Calls a custom Postgres function (RPC) with parameters

02

delete_table_rows

This action is irreversible. Deletes rows from a table based on a column value

03

get_table_row

Retrieves a specific row by matching a column value

04

insert_table_rows

Provide a JSON array of row objects. Inserts new rows into a specific table

05

list_tables

Lists all tables in the Supabase project

06

match_vectors

Requires a valid RPC function name and an embedding array. Performs a vector similarity search via Postgres RPC

07

query_table_rows

Provide table name and optional select/limit.

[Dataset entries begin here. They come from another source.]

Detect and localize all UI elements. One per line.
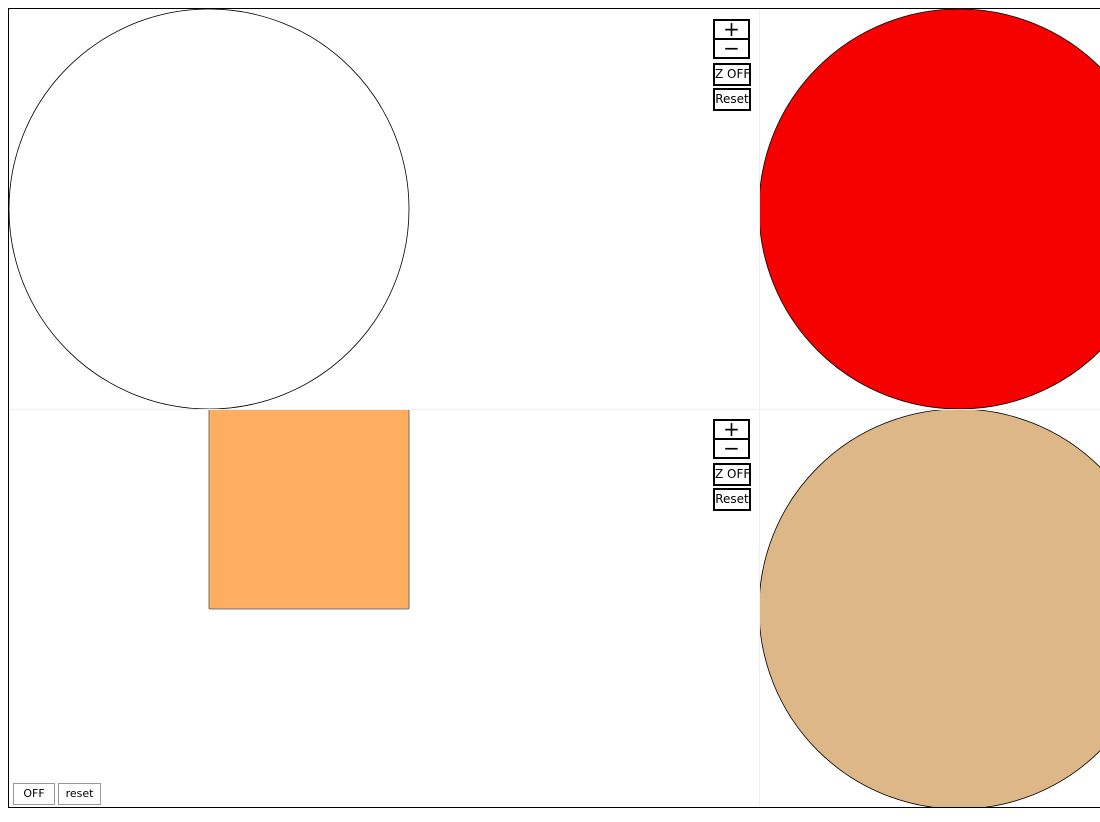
white-circle[interactable] (9, 9, 410, 409)
zoom-controls-top: + − Z OFF Reset (713, 19, 751, 111)
pane-bottom-right-svg (759, 409, 1100, 808)
zoom-out-button-bottom[interactable]: − (713, 438, 750, 459)
pane-top-left-svg (9, 9, 410, 409)
z-toggle-button-bottom[interactable]: Z OFF (713, 463, 751, 486)
zoom-out-button-top[interactable]: − (713, 38, 750, 59)
global-reset-button[interactable]: reset (58, 783, 101, 805)
pane-bottom-left[interactable] (9, 409, 759, 807)
zoom-controls-bottom: + − Z OFF Reset (713, 419, 751, 511)
tan-circle[interactable] (759, 409, 1100, 808)
vertical-divider (759, 9, 760, 807)
pane-top-right[interactable] (759, 9, 1100, 409)
pane-bottom-right[interactable] (759, 409, 1100, 808)
zoom-in-button-bottom[interactable]: + (713, 419, 750, 439)
orange-square[interactable] (208, 409, 410, 610)
z-toggle-button-top[interactable]: Z OFF (713, 63, 751, 86)
global-toggle-button[interactable]: OFF (13, 783, 55, 805)
horizontal-divider (9, 409, 1100, 410)
reset-button-bottom[interactable]: Reset (713, 488, 751, 511)
pane-bottom-left-svg (208, 409, 410, 610)
pane-top-right-svg (759, 9, 1100, 409)
zoom-in-button-top[interactable]: + (713, 19, 750, 39)
reset-button-top[interactable]: Reset (713, 88, 751, 111)
global-controls: OFF reset (13, 783, 101, 805)
pane-top-left[interactable] (9, 9, 759, 409)
canvas-frame: + − Z OFF Reset + − Z OFF Reset (8, 8, 1100, 808)
red-circle[interactable] (759, 9, 1100, 409)
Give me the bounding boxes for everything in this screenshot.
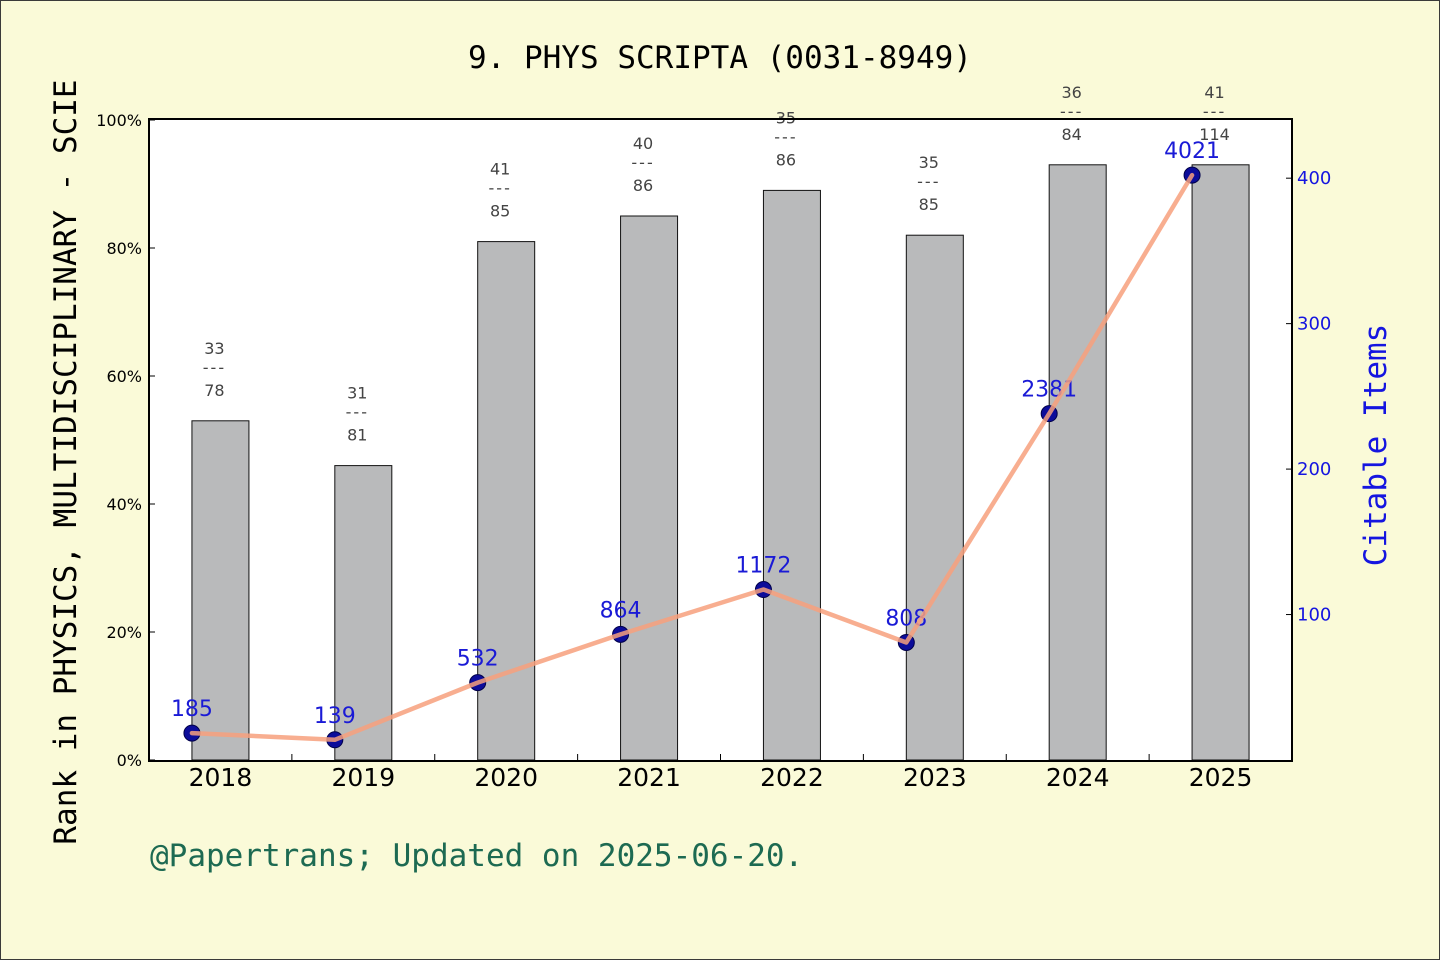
x-tick-label: 2023: [903, 763, 967, 792]
rank-bar-series: [191, 164, 1250, 761]
y2-axis-label: Citable Items: [1358, 324, 1394, 567]
rank-numerator: 41: [490, 160, 510, 179]
rank-divider: ---: [631, 153, 654, 172]
citable-items-data-label: 4021: [1164, 139, 1220, 164]
citable-items-data-label: 864: [600, 598, 642, 623]
citable-items-line-layer: [189, 172, 1195, 743]
x-tick-label: 2018: [189, 763, 253, 792]
x-tick-label: 2021: [617, 763, 681, 792]
chart-title: 9. PHYS SCRIPTA (0031-8949): [468, 40, 972, 76]
rank-denominator: 86: [776, 150, 796, 169]
citable-items-data-label: 139: [314, 704, 356, 729]
y-tick-label: 20%: [106, 623, 142, 642]
rank-bar: [334, 465, 393, 761]
rank-denominator: 114: [1199, 125, 1230, 144]
rank-numerator: 31: [347, 384, 367, 403]
x-tick-label: 2022: [760, 763, 824, 792]
y-tick-label: 80%: [106, 239, 142, 258]
rank-bar: [1048, 164, 1107, 761]
plot-frame: [148, 118, 1293, 762]
rank-numerator: 40: [633, 134, 653, 153]
rank-bar: [477, 241, 536, 761]
x-tick-label: 2025: [1189, 763, 1253, 792]
y-tick-label: 40%: [106, 495, 142, 514]
rank-divider: ---: [1060, 102, 1083, 121]
y2-tick-label: 400: [1297, 168, 1331, 189]
citable-items-data-label: 1172: [735, 554, 791, 579]
rank-numerator: 35: [919, 153, 939, 172]
y-tick-label: 0%: [117, 751, 142, 770]
rank-numerator: 33: [204, 339, 224, 358]
rank-denominator: 84: [1062, 125, 1082, 144]
y-tick-label: 60%: [106, 367, 142, 386]
y-tick-label: 100%: [96, 111, 142, 130]
rank-numerator: 36: [1062, 83, 1082, 102]
citable-items-line: [189, 172, 1195, 743]
x-tick-label: 2024: [1046, 763, 1110, 792]
rank-divider: ---: [346, 403, 369, 422]
rank-denominator: 85: [490, 202, 510, 221]
rank-divider: ---: [774, 127, 797, 146]
rank-bar: [762, 189, 821, 761]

Queries rows from a specific table

Example Prompts for Supabase Vector in AutoGen

Ready-to-use prompts you can give your AutoGen agent to start working with Supabase Vector immediately.

01

"Using the 'match_docs' vector RPC natively, analyze my embedding representation returning seamlessly the top 5 matches."

02

"Browse my schema directly to identify active vector tables and delete any legacy testing embeddings from 'test_docs' securely."

03

"Insert a new embedding natively calling `insert_table_rows` with the corresponding context efficiently."

Troubleshooting Supabase Vector MCP Server with AutoGen

Common issues when connecting Supabase Vector to AutoGen through the Vinkius, and how to resolve them.

01

McpWorkbench not found

Install: pip install "autogen-ext[mcp]"

Supabase Vector + AutoGen FAQ

Common questions about integrating Supabase Vector MCP Server with AutoGen.

01

How does AutoGen connect to MCP servers?

Create an MCP tool adapter and assign it to one or more agents in the group chat. AutoGen agents can then call Supabase Vector tools during their conversation turns.
02

Can different agents have different MCP tool access?

Yes. AutoGen's role-based architecture lets you assign specific MCP tools to specific agents, so a querying agent has different capabilities than a reviewing agent.
03

Does AutoGen support human approval for tool calls?

Yes. Configure human-in-the-loop mode so agents pause and request approval before executing sensitive MCP tool calls.

Connect Supabase Vector to AutoGen

Get your token, paste the configuration, and start using 7 tools in under 2 minutes. No API key management needed.